Odds and Ends
I stumbled across this in D. C.’s Daily National Republican for January 17, 1871. At the time, Mary Lincoln had just won a pension and was in England, soon to return to America with Tad. There is evidence that former gardener John Watt at times showed her letters around to the press and possibly tried to blackmail her with them, but somehow they never made it out, except this one. At one point his office burned down and he may have lost them, or someone bought them up and destroyed them. Looks like he might have sold off little notes like this. Not sure what she meat by “the family is less on Saturday,” unless she was talking about a specific week. Possibly this was very early on, when her relatives were staying with her and maybe went out socializing on Saturdays.
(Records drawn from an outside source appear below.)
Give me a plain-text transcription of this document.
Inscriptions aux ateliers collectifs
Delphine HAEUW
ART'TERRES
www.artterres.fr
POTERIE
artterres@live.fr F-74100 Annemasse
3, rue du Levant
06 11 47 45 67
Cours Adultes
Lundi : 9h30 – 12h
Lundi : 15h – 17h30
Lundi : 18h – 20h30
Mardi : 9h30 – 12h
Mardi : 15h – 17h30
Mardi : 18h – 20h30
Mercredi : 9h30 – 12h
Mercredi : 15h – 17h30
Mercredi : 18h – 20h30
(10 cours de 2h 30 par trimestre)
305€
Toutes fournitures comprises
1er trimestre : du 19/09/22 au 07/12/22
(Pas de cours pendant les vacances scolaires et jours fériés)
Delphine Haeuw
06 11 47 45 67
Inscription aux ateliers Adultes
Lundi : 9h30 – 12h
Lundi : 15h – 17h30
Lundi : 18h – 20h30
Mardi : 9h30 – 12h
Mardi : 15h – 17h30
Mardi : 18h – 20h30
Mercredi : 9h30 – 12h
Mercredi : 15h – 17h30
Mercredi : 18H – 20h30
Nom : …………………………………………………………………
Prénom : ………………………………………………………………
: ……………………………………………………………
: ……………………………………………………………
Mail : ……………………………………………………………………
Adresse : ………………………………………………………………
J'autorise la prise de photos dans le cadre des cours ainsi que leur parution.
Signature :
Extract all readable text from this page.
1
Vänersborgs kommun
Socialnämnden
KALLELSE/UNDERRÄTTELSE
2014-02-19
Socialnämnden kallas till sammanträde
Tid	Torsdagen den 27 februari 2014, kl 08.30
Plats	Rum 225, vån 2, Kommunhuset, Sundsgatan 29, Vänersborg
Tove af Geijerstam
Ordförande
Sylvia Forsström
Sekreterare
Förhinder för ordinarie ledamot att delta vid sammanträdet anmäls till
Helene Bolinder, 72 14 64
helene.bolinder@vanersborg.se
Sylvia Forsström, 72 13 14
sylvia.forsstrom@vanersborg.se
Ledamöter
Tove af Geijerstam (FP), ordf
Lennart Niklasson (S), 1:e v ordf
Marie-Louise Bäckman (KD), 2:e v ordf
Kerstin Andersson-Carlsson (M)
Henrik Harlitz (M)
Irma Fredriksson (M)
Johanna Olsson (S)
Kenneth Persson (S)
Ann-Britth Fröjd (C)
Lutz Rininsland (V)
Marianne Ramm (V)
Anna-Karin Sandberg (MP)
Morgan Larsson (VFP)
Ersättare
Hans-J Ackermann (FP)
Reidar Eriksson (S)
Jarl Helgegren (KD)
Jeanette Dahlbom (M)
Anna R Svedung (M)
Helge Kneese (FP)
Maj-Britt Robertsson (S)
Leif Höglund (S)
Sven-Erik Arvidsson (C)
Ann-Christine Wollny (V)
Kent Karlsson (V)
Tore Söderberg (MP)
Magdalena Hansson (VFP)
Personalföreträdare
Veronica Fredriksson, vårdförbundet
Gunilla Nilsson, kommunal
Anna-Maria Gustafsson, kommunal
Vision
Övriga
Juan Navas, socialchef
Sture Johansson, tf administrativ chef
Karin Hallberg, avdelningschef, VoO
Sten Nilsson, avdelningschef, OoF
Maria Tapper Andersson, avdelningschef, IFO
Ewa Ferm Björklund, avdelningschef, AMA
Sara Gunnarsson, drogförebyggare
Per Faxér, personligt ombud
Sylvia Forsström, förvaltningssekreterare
On March 3, 1863, the Pittsburgh Daily Post referenced “The president’s most facetious anecdote,” which he told “to the Chevalier Wykoff, about his amiable spouse’s early admiration for hoop skirts.” This is presumably the incident in which Mary, as a child, tried to create her own hoop-skirts out of tree branches, and sneak out of the house before her stepmother saw her new style. She and her cousin, who later revealed the story, sewed all night in secret, but were spotted the next morning. Mary’s stepmother told them they looked like “frights” and made them change; Mary was furious, protested this treatment, and declared she would wear what she pleased when she got older. Apparently Lincoln thought it was a good story and shared it while President.